See the image and link to a CDC video here:
Robert Clark
@RGregoryClark
Replying to
@noorchashm
@amobeirne
and 2 others
In this CDC video Fauci acknowledges antibody titers even for vaccine tells us the degree of protection. So why not have everyone get their antibody levels tested? And why can’t they acknowledge prior infection also results in high antibody levels?
https://youtu.be/X2CESL6Ej1M
2:13 PM · Aug 20, 2021·Twitter for iPad
https://twitter.com/RGregoryClark/status/1428782183938920455?s=20
This data is what led the CDC saying booster shots would be needed but notice it is looking at actual antibody levels, not mere numbers of infections rates.
What needs to be done then is go beyond 6 months in this data to see if antibody levels drop *below* the standard baseline of the unvaccinated.
Then we would have two separate pieces of evidence to suggest the vaccine over sufficient time is actually damaging to our immune system.

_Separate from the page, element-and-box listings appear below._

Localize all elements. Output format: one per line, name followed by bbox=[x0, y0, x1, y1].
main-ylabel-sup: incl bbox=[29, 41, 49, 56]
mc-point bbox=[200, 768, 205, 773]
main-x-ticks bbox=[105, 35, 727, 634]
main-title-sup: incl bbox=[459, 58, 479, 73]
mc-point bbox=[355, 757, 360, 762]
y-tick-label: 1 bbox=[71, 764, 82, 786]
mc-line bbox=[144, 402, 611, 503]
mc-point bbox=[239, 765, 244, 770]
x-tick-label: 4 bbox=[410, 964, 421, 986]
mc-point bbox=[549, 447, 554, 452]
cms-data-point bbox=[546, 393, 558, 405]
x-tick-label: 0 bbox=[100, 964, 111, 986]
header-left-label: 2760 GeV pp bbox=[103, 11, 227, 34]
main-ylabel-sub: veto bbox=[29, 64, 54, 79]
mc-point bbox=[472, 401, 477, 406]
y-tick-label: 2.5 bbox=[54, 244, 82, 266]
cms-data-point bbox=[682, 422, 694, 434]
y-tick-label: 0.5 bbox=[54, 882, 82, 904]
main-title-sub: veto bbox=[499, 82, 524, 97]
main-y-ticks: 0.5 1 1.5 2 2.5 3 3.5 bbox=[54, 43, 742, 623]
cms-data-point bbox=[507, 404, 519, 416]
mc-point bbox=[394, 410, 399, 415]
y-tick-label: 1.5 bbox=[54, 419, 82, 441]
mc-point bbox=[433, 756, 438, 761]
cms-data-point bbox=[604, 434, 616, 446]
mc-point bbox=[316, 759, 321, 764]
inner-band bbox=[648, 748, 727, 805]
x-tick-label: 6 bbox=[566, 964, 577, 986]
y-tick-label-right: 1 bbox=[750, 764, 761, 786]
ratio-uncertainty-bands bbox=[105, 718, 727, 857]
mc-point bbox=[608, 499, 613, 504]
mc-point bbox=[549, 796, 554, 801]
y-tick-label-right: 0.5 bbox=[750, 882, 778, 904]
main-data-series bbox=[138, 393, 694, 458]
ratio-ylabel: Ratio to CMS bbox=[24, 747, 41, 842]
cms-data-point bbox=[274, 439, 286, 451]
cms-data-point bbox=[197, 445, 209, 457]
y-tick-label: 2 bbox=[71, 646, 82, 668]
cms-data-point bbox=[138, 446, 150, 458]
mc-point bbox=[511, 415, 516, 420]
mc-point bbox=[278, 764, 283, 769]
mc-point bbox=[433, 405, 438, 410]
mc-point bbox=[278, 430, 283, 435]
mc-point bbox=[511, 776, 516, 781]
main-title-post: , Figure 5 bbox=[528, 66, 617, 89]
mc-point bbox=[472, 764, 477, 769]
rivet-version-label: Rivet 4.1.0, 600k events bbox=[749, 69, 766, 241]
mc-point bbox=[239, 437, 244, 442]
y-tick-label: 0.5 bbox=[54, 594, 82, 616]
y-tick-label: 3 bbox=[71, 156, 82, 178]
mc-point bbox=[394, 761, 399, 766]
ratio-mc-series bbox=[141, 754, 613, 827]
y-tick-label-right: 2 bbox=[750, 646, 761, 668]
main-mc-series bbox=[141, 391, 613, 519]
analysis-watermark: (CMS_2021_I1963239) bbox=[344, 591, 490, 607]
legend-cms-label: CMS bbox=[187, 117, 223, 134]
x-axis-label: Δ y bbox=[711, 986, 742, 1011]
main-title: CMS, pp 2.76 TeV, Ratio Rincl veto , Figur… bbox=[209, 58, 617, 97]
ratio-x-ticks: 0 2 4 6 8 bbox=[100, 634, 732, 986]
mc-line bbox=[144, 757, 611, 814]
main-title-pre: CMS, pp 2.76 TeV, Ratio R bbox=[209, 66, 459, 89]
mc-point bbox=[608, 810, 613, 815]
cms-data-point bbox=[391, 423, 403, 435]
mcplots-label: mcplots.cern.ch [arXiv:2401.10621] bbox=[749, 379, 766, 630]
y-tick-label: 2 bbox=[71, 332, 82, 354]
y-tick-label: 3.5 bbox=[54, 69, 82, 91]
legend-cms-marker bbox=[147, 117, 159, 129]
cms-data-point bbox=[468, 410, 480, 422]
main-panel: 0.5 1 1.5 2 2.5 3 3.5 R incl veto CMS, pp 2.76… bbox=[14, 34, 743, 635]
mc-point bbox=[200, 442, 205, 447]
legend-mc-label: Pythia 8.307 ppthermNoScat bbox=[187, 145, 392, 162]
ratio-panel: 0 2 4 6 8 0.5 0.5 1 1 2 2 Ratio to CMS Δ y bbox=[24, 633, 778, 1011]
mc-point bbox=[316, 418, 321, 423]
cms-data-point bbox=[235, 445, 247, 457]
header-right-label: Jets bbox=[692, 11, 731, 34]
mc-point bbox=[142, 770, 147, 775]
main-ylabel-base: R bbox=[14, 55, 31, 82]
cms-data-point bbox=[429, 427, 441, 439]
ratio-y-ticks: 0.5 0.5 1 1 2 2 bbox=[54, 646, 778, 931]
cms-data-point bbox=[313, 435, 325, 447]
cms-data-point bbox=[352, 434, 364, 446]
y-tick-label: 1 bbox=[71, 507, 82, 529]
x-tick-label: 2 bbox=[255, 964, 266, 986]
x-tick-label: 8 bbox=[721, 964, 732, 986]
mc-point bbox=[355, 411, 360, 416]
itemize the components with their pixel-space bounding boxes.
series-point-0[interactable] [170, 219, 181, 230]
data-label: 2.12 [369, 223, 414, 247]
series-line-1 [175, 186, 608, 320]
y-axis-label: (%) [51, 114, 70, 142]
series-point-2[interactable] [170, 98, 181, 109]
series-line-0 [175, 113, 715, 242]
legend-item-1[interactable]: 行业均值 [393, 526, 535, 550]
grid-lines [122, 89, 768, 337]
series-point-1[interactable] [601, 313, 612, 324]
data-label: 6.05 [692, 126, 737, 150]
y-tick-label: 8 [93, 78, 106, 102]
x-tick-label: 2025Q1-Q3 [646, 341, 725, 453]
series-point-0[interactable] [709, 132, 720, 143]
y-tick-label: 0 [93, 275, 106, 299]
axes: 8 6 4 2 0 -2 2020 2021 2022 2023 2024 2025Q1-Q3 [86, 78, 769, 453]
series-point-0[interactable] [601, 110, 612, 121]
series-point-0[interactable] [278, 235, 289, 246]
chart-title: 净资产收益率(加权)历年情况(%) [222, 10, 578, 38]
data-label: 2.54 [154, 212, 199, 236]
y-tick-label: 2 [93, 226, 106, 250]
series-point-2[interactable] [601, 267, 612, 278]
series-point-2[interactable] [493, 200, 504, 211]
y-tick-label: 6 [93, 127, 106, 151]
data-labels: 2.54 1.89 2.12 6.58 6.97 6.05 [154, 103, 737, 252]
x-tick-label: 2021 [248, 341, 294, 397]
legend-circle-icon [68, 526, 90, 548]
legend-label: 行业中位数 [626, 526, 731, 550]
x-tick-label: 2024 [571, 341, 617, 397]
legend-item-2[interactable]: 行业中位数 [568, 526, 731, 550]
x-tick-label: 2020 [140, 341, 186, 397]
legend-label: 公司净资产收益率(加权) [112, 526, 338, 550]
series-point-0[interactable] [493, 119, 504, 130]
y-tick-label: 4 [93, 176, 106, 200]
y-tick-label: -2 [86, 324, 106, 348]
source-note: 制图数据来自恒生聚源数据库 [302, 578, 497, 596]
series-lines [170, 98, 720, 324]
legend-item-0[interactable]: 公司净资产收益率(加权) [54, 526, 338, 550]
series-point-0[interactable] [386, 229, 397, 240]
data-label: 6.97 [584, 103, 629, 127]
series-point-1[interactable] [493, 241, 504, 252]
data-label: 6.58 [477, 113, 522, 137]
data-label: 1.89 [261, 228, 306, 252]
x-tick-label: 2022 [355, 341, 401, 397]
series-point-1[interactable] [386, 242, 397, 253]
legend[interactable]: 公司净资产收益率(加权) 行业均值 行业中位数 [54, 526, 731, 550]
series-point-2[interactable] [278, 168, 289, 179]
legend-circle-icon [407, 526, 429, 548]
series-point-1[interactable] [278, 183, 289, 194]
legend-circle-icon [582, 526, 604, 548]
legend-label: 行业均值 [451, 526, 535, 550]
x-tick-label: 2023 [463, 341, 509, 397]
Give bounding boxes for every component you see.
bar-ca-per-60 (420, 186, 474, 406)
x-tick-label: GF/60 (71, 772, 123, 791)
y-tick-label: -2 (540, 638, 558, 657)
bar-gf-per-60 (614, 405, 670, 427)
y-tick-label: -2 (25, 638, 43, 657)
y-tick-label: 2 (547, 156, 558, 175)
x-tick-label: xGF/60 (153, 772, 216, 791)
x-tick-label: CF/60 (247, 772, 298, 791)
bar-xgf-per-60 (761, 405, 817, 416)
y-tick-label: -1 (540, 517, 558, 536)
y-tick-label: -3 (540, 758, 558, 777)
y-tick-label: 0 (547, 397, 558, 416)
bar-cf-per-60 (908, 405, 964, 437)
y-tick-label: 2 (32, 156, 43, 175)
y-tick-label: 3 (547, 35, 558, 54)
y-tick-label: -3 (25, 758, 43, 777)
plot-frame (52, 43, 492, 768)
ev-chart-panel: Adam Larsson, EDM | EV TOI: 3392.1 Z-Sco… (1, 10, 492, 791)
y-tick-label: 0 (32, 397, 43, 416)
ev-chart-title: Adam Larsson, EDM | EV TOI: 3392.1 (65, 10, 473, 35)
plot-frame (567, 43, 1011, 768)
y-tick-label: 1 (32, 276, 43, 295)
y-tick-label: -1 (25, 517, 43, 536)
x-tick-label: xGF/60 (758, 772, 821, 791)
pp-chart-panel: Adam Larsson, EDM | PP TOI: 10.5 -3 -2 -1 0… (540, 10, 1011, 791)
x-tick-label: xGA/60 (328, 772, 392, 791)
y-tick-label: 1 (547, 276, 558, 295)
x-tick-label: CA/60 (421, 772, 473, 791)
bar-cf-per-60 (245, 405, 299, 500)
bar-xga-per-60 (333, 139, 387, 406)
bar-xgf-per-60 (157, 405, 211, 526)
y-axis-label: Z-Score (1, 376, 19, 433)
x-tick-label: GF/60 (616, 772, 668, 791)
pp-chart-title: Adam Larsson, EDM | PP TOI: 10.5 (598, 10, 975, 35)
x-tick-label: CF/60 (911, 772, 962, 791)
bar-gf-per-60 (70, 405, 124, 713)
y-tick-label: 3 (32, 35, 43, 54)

Note this very strongly suggests the much feared “antibody dependent enhancement”(ADE) is occurring now. It is extremely important to find out if this is happening since all prior attempts to come up with a corona vaccine in animals failed with the animals all dying due to ADE.
Robert Clark
Apropos of very little in this particular post: The Venn diagram type 1/type 2 covid has reminded me to ask a question which has been on my mind for a while... I'm assuming that a lot of vax injuries are ending up in hospital and being classified as covid. Therefore +ve PCR tests must be evident or somehow produced to enable the cover-up. Can someone explain to me how that might be done?
How is there no fever with the first 30 ug dose?